OPINION. La succession de Viola Amherd révèle un angle mort de notre démocratie: alors que 22% des Suisses vivent avec un handicap, selon les définitions officielles, leur absence au Conseil fédéral questionne notre conception de la représentativité politique, écrit le journaliste Malick Reinhard
La démission de Viola Amherd, annoncée le 15 janvier avec une sobriété tout helvétique, marque plus qu’une simple transition. Elle ouvre une brèche dans notre conception de la représentativité politique. Si les débats sur la succession s’enlisent déjà dans les traditionnels calculs d’équilibres, ils semblent occulter une question tout aussi fondamentale: et pourquoi pas un membre du Conseil fédéral en situation de handicap?
Car les chiffres sont implacables: 1,8 million de personnes en Suisse vivent avec un handicap diagnostiqué, soit 22% de la population, selon l’Office fédéral de la statistique (l’OFS précisant: 32% d’entre elles présentent des «limitations fortes» et 68% des «limitations modérées» dans leur vie quotidienne). Une réalité démographique qui, paradoxalement, s’évapore dès que l’on gravit les échelons du pouvoir. A ce jour, aucun des sept Sages en fonction n’a publiquement évoqué vivre avec un handicap. Sans affirmer qu’un membre de l’exécutif soit nécessairement concerné, la probabilité existe: une personne sur cinq est en situation de handicap en Suisse, tandis que 80% des handicaps diagnostiqués sont «invisibles», toujours selon l’OFS.

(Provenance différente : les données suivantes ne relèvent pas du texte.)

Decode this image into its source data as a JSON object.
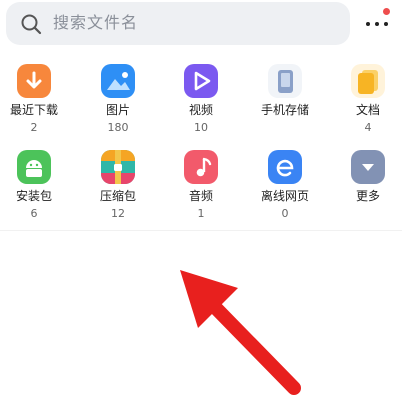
{
  "search": {
    "placeholder": "搜索文件名"
  },
  "categories": [
    {
      "label": "最近下载",
      "count": "2",
      "icon": "download-icon",
      "color": "#f7873c"
    },
    {
      "label": "图片",
      "count": "180",
      "icon": "image-icon",
      "color": "#2e8ff5"
    },
    {
      "label": "视频",
      "count": "10",
      "icon": "play-icon",
      "color": "#7b59f0"
    },
    {
      "label": "手机存储",
      "count": "",
      "icon": "phone-storage-icon",
      "color": "#8aa0c8"
    },
    {
      "label": "文档",
      "count": "4",
      "icon": "document-icon",
      "color": "#f7b424"
    },
    {
      "label": "安装包",
      "count": "6",
      "icon": "android-icon",
      "color": "#4cc35a"
    },
    {
      "label": "压缩包",
      "count": "12",
      "icon": "zip-icon",
      "color": "#2fb7a8"
    },
    {
      "label": "音频",
      "count": "1",
      "icon": "music-note-icon",
      "color": "#f25a6b"
    },
    {
      "label": "离线网页",
      "count": "0",
      "icon": "browser-e-icon",
      "color": "#3a84f4"
    },
    {
      "label": "更多",
      "count": "",
      "icon": "chevron-down-icon",
      "color": "#8292b4"
    }
  ],
  "annotation": {
    "arrow_color": "#e8201e"
  }
}
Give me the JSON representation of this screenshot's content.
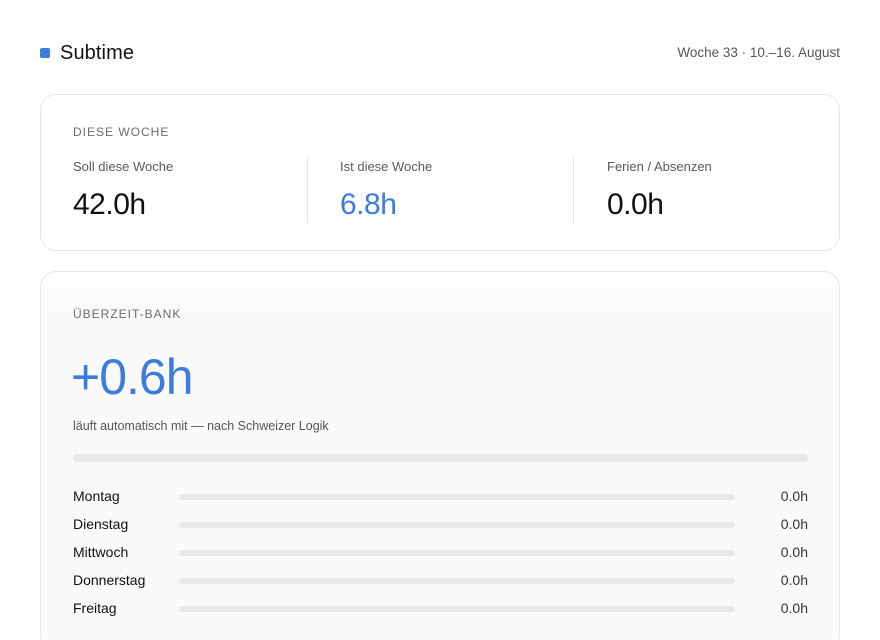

Le Centre, parti de la conseillère fédérale sortante, offre pourtant un contre-exemple éloquent sous la Coupole. Christian Lohr (TH) et Philipp Kutter (ZH), tous deux conseillers nationaux en situation de handicap visible (ils se déplacent en fauteuil roulant), incarnent ce que la politique suisse semble faire de mieux: une expertise forgée par l’expérience, une légitimité construite sur la compétence. Le premier est une autorité reconnue depuis plus de vingt ans, quand le second, qui envisage sa candidature au Conseil fédéral, selon le Tages-Anzeiger, a démontré ses capacités exécutives à la mairie de Wädenswil (ZH). Leurs parcours déconstruisent méthodiquement l’argument de l’incompatibilité entre handicap et grandes compétences.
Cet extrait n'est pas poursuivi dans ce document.